OnePlus Devices Secretly Collecting IMEI, Phone Number, Carrier Name, And Other Sensitive Data

It seems that technology companies have yet to come around to the idea that users do not want them to essentially spy on them, collecting their data and doing as they please with it afterwards.

The latest example of a company getting user privacy all wrong is OnePlus, with the revelation that its smartphones collect data on its users.

According to security researcher Chris Moore, OnePlus devices collect data including the smartphone’s serial number and then transmit it to one of the company’s servers. While some of the data that is being collected is relatively mundane, including when a device is locked or unlocked and which WiFi networks it connects to, where OnePlus really gets things wrong is by collecting things like a device’s IMEI, phone number and other characteristics that mean all of the data collected can be identified as belonging to a particular user.

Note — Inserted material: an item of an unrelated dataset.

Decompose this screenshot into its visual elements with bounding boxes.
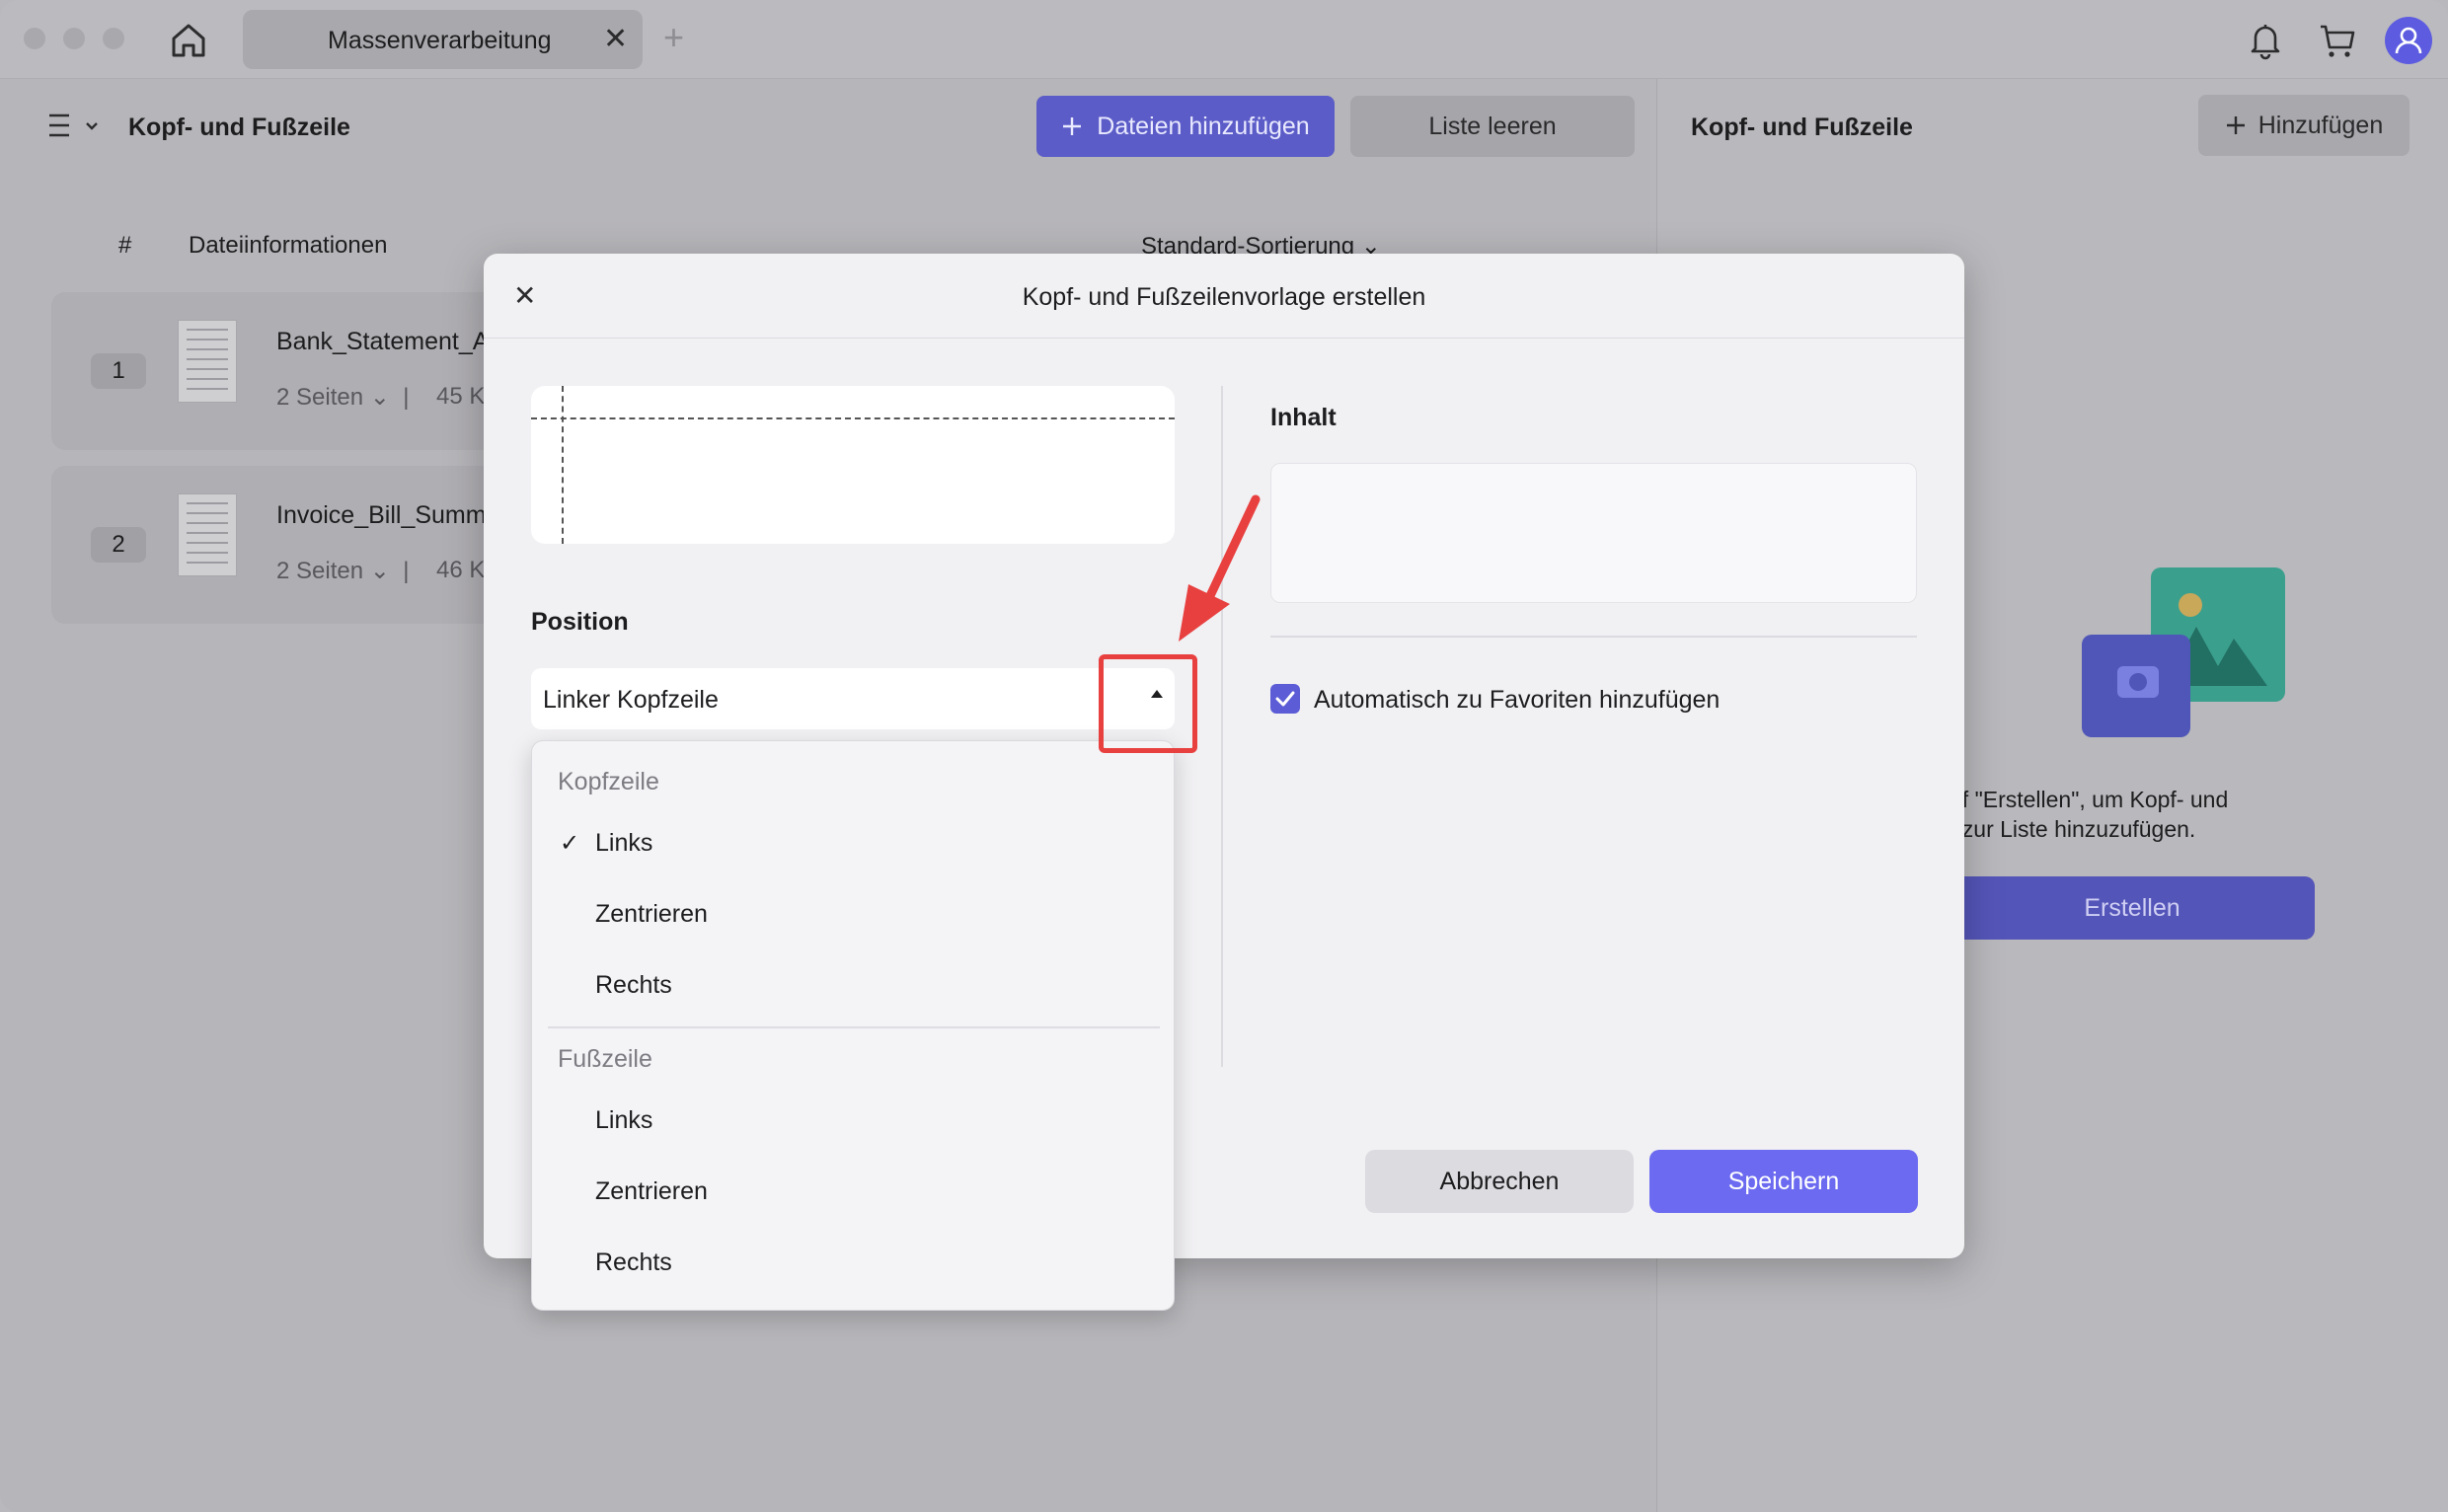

Moore’s blog post is receiving renewed attention this week after originally being posted back in January. According to Moore, the code that goes about the data collection is part of OnePlus Device Manager and OnePlus Device Manager Provider. In his blog, Moore says that for his particular phone, the services had sent off 16MB of data in 10 hours. Considering what this data comprises, that’s quite a lot.

OnePlus released a statement explaining what the data is, confirming that it does indeed send data to an Amazon server.

We securely transmit analytics in two different streams over HTTPS to an Amazon server. The first stream is usage analytics, which we collect in order for us to more precisely fine tune our software according to user behavior. This transmission of usage activity can be turned off by navigating to ‘Settings’ -> ‘Advanced’ -> ‘Join user experience program’. The second stream is device information, which we collect to provide better after-sales support.

The fact this can be turned off is obviously a good thing, and we strongly suggest that might be something that that you want to consider if you own one of OnePlus’ OxygenOS-powered Android phones.